1960 yılında kurulup, 1965 yılında işletmeye açılan Ereğli Demir Çelik Fabrikaları (ERDEMİR) aradan geçen 40 yılda öylesine olağanüstü bir büyüme başarısı gösterdi ki, Türkiye'nin 500 büyük sanayi kuruluşu sıralamasında bugün TÜPRAŞ, Ford, Toyota ve Renault'tan sonra 5. sırada yer alıyor.
1960 yılında kurulup, 1965 yılında işletmeye açılan Ereğli Demir Çelik Fabrikaları (ERDEMİR) aradan geçen 40 yılda öylesine olağanüstü bir büyüme başarısı gösterdi ki, Türkiye'nin 500 büyük sanayi kuruluşu sıralamasında bugün TÜPRAŞ, Ford, Toyota ve Renault'tan sonra 5. sırada yer alıyor.
Yılda 3.5 milyon ton demir çelik üretimi yapan ERDEMİR'in 2004 yılı cirosu 2.9 milyar YTL, karı ise net 473 milyon dolar...
Türkiye, her yıl 7 milyon ton yassı çelik tüketiyor. Bu tüketimin yaklaşık yüzde 43'ü ERDEMİR tarafından karşılanırken, 4 milyon tonu ithal ediliyor. Bu ithalatın Türkiye'ye yıllık faturası ise yaklaşık 3 milyar dolar.
İç tüketimin yarıya yakınını karşılayan ERDEMİR, yılda 500 bin tonluk da ihracat yapıyor.
ERDEMİR bugün yeniden kurulacak olsa, maliyetinin 7 milyar dolardan az olması mümkün değil.
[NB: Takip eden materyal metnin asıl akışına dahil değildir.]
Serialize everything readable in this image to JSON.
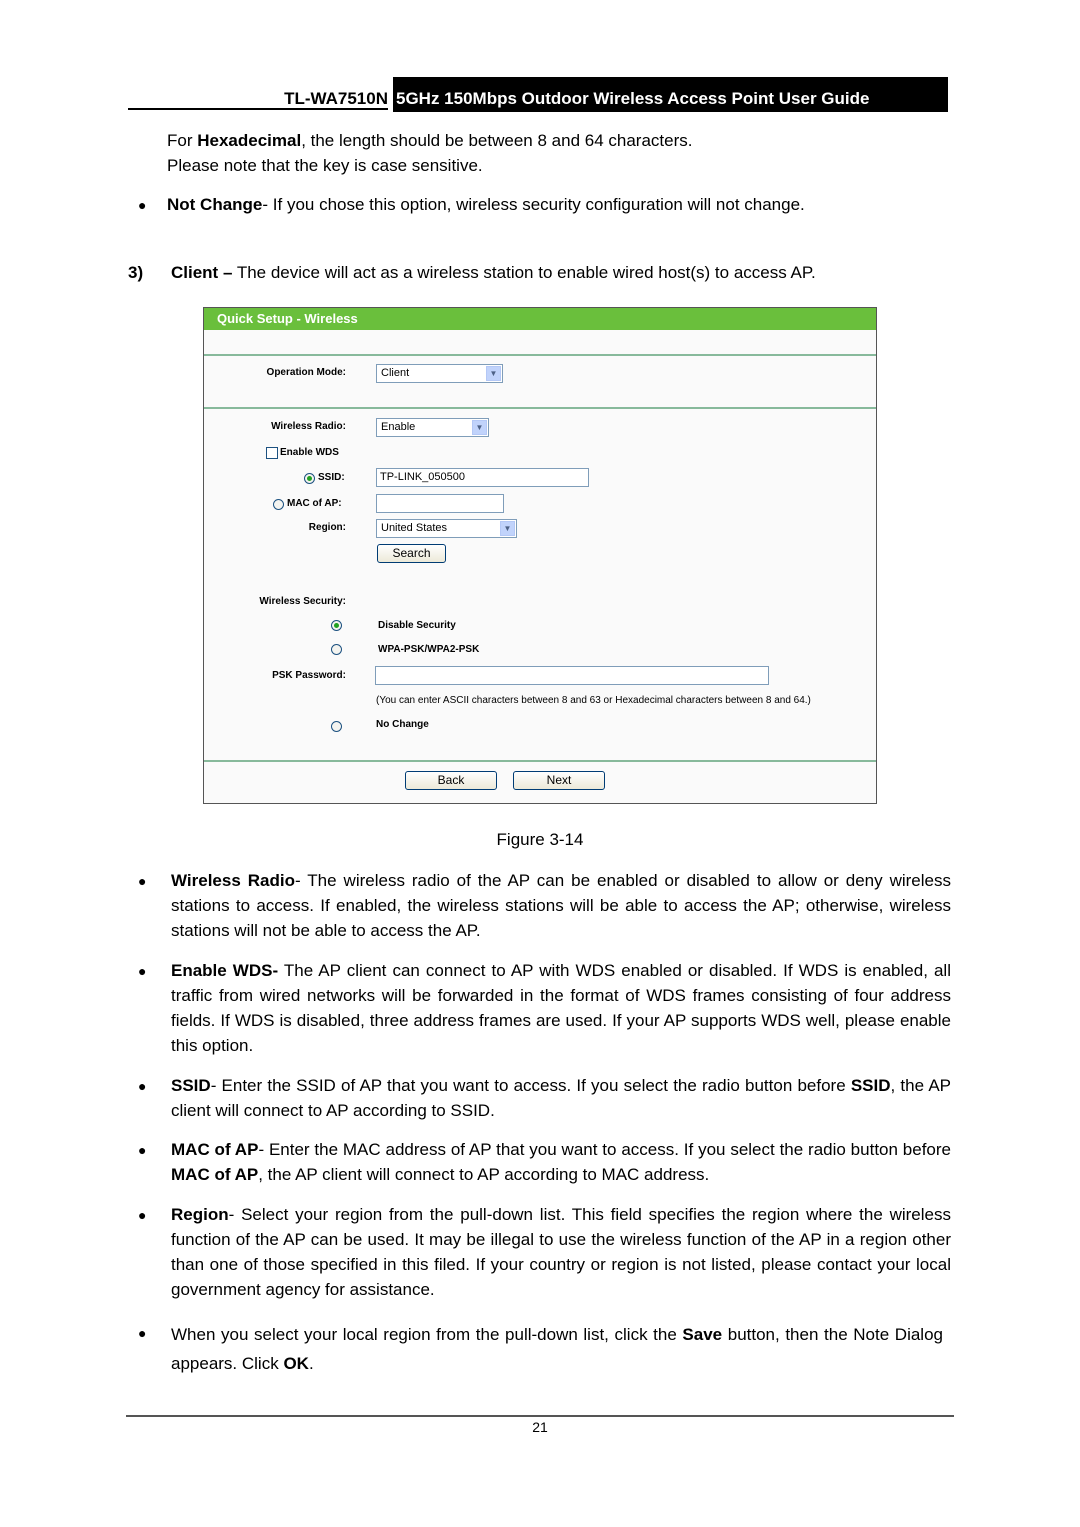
{
  "header": {
    "model": "TL-WA7510N",
    "guide_title": "5GHz 150Mbps Outdoor Wireless Access Point User Guide"
  },
  "intro": {
    "hex_prefix": "For ",
    "hex_bold": "Hexadecimal",
    "hex_rest": ", the length should be between 8 and 64 characters.",
    "case_note": "Please note that the key is case sensitive.",
    "not_change_bold": "Not Change",
    "not_change_rest": "- If you chose this option, wireless security configuration will not change."
  },
  "section": {
    "number": "3)",
    "title_bold": "Client –",
    "title_rest": " The device will act as a wireless station to enable wired host(s) to access AP."
  },
  "figure": {
    "panel_title": "Quick Setup - Wireless",
    "operation_mode_label": "Operation Mode:",
    "operation_mode_value": "Client",
    "wireless_radio_label": "Wireless Radio:",
    "wireless_radio_value": "Enable",
    "enable_wds_label": "Enable WDS",
    "enable_wds_checked": false,
    "ssid_label": "SSID:",
    "ssid_value": "TP-LINK_050500",
    "ssid_selected": true,
    "mac_label": "MAC of AP:",
    "mac_value": "",
    "region_label": "Region:",
    "region_value": "United States",
    "search_button": "Search",
    "wireless_security_label": "Wireless Security:",
    "security_options": [
      {
        "label": "Disable Security",
        "selected": true
      },
      {
        "label": "WPA-PSK/WPA2-PSK",
        "selected": false
      },
      {
        "label": "No Change",
        "selected": false
      }
    ],
    "psk_label": "PSK Password:",
    "psk_value": "",
    "psk_hint": "(You can enter ASCII characters between 8 and 63 or Hexadecimal characters between 8 and 64.)",
    "back_button": "Back",
    "next_button": "Next",
    "caption": "Figure 3-14",
    "header_color": "#6abf3c"
  },
  "bullets": {
    "wireless_radio": {
      "bold": "Wireless Radio",
      "rest": "- The wireless radio of the AP can be enabled or disabled to allow or deny wireless stations to access. If enabled, the wireless stations will be able to access the AP; otherwise, wireless stations will not be able to access the AP."
    },
    "enable_wds": {
      "bold": "Enable WDS-",
      "rest": " The AP client can connect to AP with WDS enabled or disabled. If WDS is enabled, all traffic from wired networks will be forwarded in the format of WDS frames consisting of four address fields. If WDS is disabled, three address frames are used. If your AP supports WDS well, please enable this option."
    },
    "ssid": {
      "bold": "SSID",
      "rest1": "- Enter the SSID of AP that you want to access. If you select the radio button before ",
      "bold2": "SSID",
      "rest2": ", the AP client will connect to AP according to SSID."
    },
    "mac": {
      "bold": "MAC of AP",
      "rest1": "- Enter the MAC address of AP that you want to access. If you select the radio button before ",
      "bold2": "MAC of AP",
      "rest2": ", the AP client will connect to AP according to MAC address."
    },
    "region": {
      "bold": "Region",
      "rest": "- Select your region from the pull-down list. This field specifies the region where the wireless function of the AP can be used. It may be illegal to use the wireless function of the AP in a region other than one of those specified in this filed. If your country or region is not listed, please contact your local government agency for assistance."
    },
    "save": {
      "rest1": "When you select your local region from the pull-down list, click the ",
      "bold": "Save",
      "rest2": " button, then the Note Dialog appears. Click ",
      "bold2": "OK",
      "rest3": "."
    }
  },
  "footer": {
    "page_number": "21"
  }
}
Bu gözde kuruluşun Türkiye için büyük stratejik önemi var. Düşünün ki, 1974'teki Barış Harekatı'nda Kıbrıs'a çıkarma yapan gemilerimizin malzemesi bile bu fabrikalarda üretilmişti. Makine imalat sanayiinden savunma sanayiine, gemi inşaat sanayiinden otomotiv ve dayanıklı tüketim mallarına kadar birçok üretim alanının temel girdilerini bu fabrikalar sağlıyor.
Gelişmenin ve sanayileşmenin belkemiği olan işte bu işletme şimdi, özelleştirme adı altında yabancılara satılmak üzere!..
Haraç mezat satışlar
ÖZELLEŞTİRMENİN amacı neydi?
Öncelikle, zarar eden ve devletin sırtında kambur haline gelen kuruluşları satmak...
Ama bugün zarar değil kar eden ERDEMİR, TÜPRAŞ, PETKİM, Seydişehir Alüminyum ve TEKEL gibi stratejik öneme sahip işletmeler, haraç mezat satılıyor.
Güngör Uras, önceki gün Sabah'ta şunları yazıyordu:
- TÜPRAŞ ve Ereğli gibi işletmelerin özelliği var. Bunlar, sermaye birikimi olmayan, bu nedenle ekonomik boyutta yatırımlar gerçekleştirilemeyen bu ülkede, halkın tasarruflarıyla zar zor kurulan, büyüyen işletmeler. Bunlar kolay kurulmadı, kolay büyümedi. Bu hale gelmeleri halkın ödediği pahalı faturalar sayesinde oldu. Ve de görüldüğü gibi, biri Türkiye'nin 1 numaralı, öbürü 5 numaralı büyük sanayi kuruluşu..
ERDEMİR'İN de TELEKOM gibi, yabancılara satılacağı hemen hemen kesinleşti.
Bir Bakanımız, Davos'ta ne demişti:
- AB'den tarih aldıktan sonra bizi gören yabancılar, neyi satıyorsunuz, satılık neyiniz var diye soruyorlar.
Satılık neyimiz yok ki? Neyimiz var neyimiz yoksa, yok pahasına önümüze gelene satıyoruz!
Özelleştirmeye de, yabancı sermayeye de karşı değiliz. Ama böyle özelleştirme olmaz, böyle yabancı sermaye gelmez olsun!
Hazıra konma kolaylığı
TÜRKİYE'NİN umutları, heyecanları ve geleceği satılamaz.
ERDEMİR, TÜPRAŞ ve PETKİM de satılırsa, biz hangi işletmelerimizle övünecek, hangi işetmelerimizle gurur duyacak, hangi işletmelerimizin gelişmesi ve büyümesiyle heyecanlanacağız?
Yabancı sermaye Türkiye'yi çok seviyorsa, neden yeni yatırımlar yapmıyor da gözbebeğimiz olan hazır işletmeleri satın alıyor?
Bu soruya mantıklı ve inandırıcı bir cevap verebilecek tek kişi var mı?